Sunpentown’s Induction Cooktop

by Tim Fulton on December 3, 2008


Ever since I had heard about magnetic induction cooktops I had been keenly interested in when these devices would enter into use in the common, consumer sphere. Being scared by price tags in the thousands of dollars, I knew my gas range wasn’t going to be getting the boot any time soon.

That’s why I was so happy when I friend told me that you could buy individual induction cooktops at a reasonable price from Sunpentown. Sure, it’s only equivalent to one burner, but for 90% of the cooking I do that is sufficient, so I can at least offset natural gas usage 90% of the time.

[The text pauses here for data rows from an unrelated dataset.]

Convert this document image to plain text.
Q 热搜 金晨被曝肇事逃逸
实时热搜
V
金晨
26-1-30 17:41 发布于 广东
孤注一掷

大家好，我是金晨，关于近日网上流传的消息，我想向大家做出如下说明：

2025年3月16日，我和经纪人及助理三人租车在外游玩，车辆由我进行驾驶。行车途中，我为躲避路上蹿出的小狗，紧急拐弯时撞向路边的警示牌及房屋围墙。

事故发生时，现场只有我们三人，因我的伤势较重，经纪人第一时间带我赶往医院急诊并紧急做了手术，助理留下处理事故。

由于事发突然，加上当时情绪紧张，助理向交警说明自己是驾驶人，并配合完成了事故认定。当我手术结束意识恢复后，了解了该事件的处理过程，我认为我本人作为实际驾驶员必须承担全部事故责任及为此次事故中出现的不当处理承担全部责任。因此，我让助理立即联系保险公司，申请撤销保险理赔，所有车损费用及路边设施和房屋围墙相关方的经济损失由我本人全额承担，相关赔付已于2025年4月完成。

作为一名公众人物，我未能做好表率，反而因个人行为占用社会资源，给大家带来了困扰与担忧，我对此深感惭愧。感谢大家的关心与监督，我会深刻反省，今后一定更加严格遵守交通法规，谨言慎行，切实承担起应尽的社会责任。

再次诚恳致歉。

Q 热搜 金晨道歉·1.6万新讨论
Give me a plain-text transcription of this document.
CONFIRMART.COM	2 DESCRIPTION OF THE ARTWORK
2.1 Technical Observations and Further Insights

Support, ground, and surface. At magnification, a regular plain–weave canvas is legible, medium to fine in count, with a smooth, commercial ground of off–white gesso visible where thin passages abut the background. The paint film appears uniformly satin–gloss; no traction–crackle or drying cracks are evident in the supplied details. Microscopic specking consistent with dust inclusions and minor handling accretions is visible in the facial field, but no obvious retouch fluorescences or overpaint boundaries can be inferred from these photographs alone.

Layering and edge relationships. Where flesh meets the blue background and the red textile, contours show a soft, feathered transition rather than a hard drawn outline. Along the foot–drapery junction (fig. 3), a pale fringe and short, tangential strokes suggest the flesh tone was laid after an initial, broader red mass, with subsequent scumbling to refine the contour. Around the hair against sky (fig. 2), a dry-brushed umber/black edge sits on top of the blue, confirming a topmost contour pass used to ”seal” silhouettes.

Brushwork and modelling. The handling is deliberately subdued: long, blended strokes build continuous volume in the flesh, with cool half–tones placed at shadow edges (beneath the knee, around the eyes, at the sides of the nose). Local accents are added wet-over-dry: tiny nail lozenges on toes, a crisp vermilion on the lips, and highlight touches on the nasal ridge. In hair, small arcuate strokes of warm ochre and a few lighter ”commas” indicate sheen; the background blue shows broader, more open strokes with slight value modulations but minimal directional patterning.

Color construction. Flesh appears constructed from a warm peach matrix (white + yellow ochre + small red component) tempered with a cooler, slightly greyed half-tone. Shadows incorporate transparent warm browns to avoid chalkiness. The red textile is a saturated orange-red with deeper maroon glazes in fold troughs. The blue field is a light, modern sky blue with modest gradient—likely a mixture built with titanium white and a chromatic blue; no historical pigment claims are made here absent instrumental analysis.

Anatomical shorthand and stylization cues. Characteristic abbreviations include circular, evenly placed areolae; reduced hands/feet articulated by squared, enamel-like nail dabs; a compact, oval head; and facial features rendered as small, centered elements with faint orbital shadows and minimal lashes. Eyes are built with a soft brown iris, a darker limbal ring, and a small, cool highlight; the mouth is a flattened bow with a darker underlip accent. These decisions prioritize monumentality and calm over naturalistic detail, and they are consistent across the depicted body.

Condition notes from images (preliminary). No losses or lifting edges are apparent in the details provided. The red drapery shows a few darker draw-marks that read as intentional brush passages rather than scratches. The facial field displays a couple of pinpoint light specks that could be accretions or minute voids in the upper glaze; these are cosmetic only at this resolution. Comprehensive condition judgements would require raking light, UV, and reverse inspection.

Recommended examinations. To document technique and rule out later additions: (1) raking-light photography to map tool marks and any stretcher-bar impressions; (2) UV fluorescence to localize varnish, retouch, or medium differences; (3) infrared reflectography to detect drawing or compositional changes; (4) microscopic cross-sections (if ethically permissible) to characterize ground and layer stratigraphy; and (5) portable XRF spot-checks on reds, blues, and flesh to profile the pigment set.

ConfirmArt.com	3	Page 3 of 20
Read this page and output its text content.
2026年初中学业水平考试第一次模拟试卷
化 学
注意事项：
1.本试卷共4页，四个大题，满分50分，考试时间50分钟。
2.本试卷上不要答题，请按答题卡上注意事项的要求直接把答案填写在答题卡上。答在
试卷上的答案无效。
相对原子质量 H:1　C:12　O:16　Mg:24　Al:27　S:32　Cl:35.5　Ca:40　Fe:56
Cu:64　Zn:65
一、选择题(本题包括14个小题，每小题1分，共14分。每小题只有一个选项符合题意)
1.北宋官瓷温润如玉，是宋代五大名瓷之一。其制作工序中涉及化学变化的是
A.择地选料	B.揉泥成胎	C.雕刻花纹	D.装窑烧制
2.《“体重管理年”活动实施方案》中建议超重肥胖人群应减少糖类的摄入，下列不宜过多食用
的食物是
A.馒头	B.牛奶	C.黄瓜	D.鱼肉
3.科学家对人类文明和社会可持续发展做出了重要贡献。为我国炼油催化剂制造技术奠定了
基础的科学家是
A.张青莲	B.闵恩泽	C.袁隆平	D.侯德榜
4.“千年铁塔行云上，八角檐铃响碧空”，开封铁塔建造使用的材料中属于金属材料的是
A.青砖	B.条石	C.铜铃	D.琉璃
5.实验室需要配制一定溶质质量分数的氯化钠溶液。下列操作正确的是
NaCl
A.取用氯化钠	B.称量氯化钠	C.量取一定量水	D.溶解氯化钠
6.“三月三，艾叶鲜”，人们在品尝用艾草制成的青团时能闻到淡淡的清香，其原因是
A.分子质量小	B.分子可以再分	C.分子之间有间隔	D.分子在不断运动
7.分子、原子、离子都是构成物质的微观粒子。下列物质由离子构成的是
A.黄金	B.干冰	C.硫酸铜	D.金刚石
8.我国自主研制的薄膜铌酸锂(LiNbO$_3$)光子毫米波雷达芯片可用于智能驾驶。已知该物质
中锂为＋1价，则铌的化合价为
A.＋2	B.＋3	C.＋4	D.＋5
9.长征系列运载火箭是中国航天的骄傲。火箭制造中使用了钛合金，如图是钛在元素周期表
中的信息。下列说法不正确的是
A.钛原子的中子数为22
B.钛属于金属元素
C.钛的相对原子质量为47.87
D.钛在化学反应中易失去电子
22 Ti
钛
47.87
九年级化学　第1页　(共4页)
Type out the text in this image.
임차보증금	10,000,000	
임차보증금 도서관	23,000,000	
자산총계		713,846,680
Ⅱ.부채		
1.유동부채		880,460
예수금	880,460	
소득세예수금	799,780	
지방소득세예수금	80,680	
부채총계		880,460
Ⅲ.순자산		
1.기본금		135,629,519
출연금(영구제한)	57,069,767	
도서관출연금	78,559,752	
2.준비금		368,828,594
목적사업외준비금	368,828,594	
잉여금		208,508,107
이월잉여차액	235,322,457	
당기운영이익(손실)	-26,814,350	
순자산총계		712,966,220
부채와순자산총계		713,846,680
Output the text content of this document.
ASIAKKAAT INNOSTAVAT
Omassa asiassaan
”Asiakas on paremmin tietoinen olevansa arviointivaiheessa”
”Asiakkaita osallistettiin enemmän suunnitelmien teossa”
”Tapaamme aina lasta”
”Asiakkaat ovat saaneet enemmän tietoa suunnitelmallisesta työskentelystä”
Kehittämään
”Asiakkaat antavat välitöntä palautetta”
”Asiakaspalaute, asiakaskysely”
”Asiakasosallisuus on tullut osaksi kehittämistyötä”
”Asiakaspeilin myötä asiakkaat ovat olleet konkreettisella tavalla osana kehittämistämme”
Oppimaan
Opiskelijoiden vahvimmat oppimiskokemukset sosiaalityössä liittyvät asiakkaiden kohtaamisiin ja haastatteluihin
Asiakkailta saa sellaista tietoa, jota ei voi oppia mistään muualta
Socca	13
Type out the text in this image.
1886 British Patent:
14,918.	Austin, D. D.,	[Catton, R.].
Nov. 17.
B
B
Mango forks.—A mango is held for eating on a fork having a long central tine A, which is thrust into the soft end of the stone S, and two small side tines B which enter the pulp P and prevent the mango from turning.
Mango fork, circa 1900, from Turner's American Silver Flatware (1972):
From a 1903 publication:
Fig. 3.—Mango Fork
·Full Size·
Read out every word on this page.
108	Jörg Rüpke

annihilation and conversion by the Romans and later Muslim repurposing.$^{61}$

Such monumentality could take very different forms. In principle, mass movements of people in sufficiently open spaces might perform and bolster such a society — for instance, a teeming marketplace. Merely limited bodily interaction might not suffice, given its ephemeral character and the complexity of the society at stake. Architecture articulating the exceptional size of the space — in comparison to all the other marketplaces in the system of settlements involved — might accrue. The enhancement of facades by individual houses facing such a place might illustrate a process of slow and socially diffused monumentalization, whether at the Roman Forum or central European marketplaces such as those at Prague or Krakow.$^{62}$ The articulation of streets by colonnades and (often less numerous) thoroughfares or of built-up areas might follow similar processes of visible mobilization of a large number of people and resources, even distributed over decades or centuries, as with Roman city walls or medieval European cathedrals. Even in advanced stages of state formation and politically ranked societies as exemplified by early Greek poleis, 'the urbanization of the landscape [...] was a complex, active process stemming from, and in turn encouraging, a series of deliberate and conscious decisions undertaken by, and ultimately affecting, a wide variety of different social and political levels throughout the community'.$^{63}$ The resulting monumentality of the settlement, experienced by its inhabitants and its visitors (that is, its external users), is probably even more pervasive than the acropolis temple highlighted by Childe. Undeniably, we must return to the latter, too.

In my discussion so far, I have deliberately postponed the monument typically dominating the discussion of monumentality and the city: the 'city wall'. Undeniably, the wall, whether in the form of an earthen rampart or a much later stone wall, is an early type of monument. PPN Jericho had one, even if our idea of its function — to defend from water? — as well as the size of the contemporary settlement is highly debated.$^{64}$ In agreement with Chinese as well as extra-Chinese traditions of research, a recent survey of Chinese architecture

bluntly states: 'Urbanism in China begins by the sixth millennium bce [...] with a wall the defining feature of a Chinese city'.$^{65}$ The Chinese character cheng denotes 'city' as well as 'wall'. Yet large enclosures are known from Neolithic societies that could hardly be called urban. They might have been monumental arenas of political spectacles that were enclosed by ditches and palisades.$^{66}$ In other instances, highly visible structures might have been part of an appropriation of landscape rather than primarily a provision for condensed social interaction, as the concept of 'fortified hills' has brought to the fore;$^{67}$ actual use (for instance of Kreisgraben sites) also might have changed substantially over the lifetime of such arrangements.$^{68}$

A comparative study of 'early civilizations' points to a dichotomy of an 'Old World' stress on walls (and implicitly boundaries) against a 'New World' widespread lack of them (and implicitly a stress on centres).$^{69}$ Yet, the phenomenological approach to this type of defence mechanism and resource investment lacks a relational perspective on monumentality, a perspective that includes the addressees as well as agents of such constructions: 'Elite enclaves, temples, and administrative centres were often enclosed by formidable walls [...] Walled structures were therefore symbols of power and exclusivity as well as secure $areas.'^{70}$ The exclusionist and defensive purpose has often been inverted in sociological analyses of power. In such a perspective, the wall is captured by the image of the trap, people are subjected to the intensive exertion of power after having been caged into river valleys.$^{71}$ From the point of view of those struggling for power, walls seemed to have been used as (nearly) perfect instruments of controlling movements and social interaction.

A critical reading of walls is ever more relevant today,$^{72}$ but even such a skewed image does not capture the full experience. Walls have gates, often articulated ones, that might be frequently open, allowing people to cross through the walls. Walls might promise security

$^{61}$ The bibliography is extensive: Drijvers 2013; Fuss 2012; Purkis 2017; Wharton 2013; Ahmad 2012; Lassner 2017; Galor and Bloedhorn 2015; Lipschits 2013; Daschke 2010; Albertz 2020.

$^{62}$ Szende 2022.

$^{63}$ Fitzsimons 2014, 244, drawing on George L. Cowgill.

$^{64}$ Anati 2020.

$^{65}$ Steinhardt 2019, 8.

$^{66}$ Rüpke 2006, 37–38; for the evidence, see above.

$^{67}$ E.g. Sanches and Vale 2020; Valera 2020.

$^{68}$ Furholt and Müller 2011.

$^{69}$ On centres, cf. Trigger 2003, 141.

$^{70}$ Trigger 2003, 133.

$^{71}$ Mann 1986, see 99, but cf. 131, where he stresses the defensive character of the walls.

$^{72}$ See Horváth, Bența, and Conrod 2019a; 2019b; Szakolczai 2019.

Either way, I won’t lie, I was very excited to get my hands on the bleeding edge of energy efficient kitchen appliance. There was one snag though: the cookware. A lot of saucepans will come labeled as stainless steel when they’re really only plated with stainless. This makes the pans look pretty, but many still won’t work with the induction cooker because it can only work with magnetic pots and pans. For this reason I ended up with some new stuff I got off amazon for fairly cheap. Just be warned.

Unit Specs

Here are the specs on the SR-1851 model, straight from the product site.

  • Dual functions: COOK (adds heat) and WARM (maintain temperature)
  • 9 power settings (260 ~ 1200W)
  • 9 temperature/keep warmsetting (120 ~ 420°F)
  • Up to 99 minutes of timer setting
  • Smartscan technology
  • Ceramic-glass surface made in Japan
  • Energy efficiency: 83%
  • Auto shut-off protection
  • Overheat protection
  • ETL

The cooktop does use 1.2kW on full blast, which is what it’s rated for. This puts it on par with your average small microwave (or a bit below mine, which is rated for 1.5kW).


Obviously we care about energy conservation here at EcoRenovator, but let’s be real, cooking is cooking. If something doesn’t do as good of a job, or just can’t do the job at all, then we’re going to be inclined to stick with the option that uses more energy but actually accomplishes the task. That said, performance wasn’t an issue with this unit.

While heating water, I could discern little if no difference between the conventional stovetop and the induction cooker. Sure, it couldn’t keep up with the high output burner on my gas range, but then I didn’t really expect it to be able to. If I ever need to heat up a lot of something really fast, that will remain my choice.

Besides heating, the induction cooktop offered good, numerical temperature control, which is useful not only for making sure you’re not cooking things too hot, but also having a memorable setting during cooking. Finally, the keep warm ability of the cooktop was very useful for things like curries and events like the occasional potluck, where you often have people going back for second but don’t want to leave a burner on.

The digital controls were intuitive and incredibly easy to use, and made getting used to the cooktop an incredibly quick process. At first I had some trouble when I accidentally put on an aluminum pan and it wouldn’t turn on, but once I tossed the cast iron skillet on it worked like a charm. My only complaint would be the soft noise of the fan during use, which, honestly, isn’t noticeable unless it’s otherwise quiet in the room.

Energy Use

Obviously, I can’t measure gas usage in the same, direct way that I can measure the cooktop’s electricity use with a Kill-A-Watt, but there is really no question of whether magnetic induction is more efficient or not. Because induction cookers only heat other magnetic objects, there is no waste heat like you get with gas flames. The magnetic induction is also more efficient than burning natural gas (83% efficient according to Sunpentown).

However, I won’t bore you with that talk, rather I’ll just give you a quick summary of how much energy the unit actually users are various temperature levels and such:

  • 120F: ~270 watts
  • 190F: ~575 watts
  • 250F: ~690 watts
  • 320F: ~810 watts
  • 420F: ~1200 watts

To bring a pot of water to boil for tea just now, using the highest setting, it took .14 kW. With power at about 8 cents per kwh around here, that means it cost about a cent in electricity to make my tea. Not bad.

Just be sure to unplug since it draws 3-4 watts in standby if left plugged in!

Overall Impressions

The SR-1851 is definitely a great buy for the value, especially if you considerable the comparable energy use numbers with gas. I’m sure everyone’s price for energy will vary, but magnetic induction is definitely the most efficient thing out there, and speaking from my own, personal experience, this unit is worth picking up, especially with the holidays right around the corner.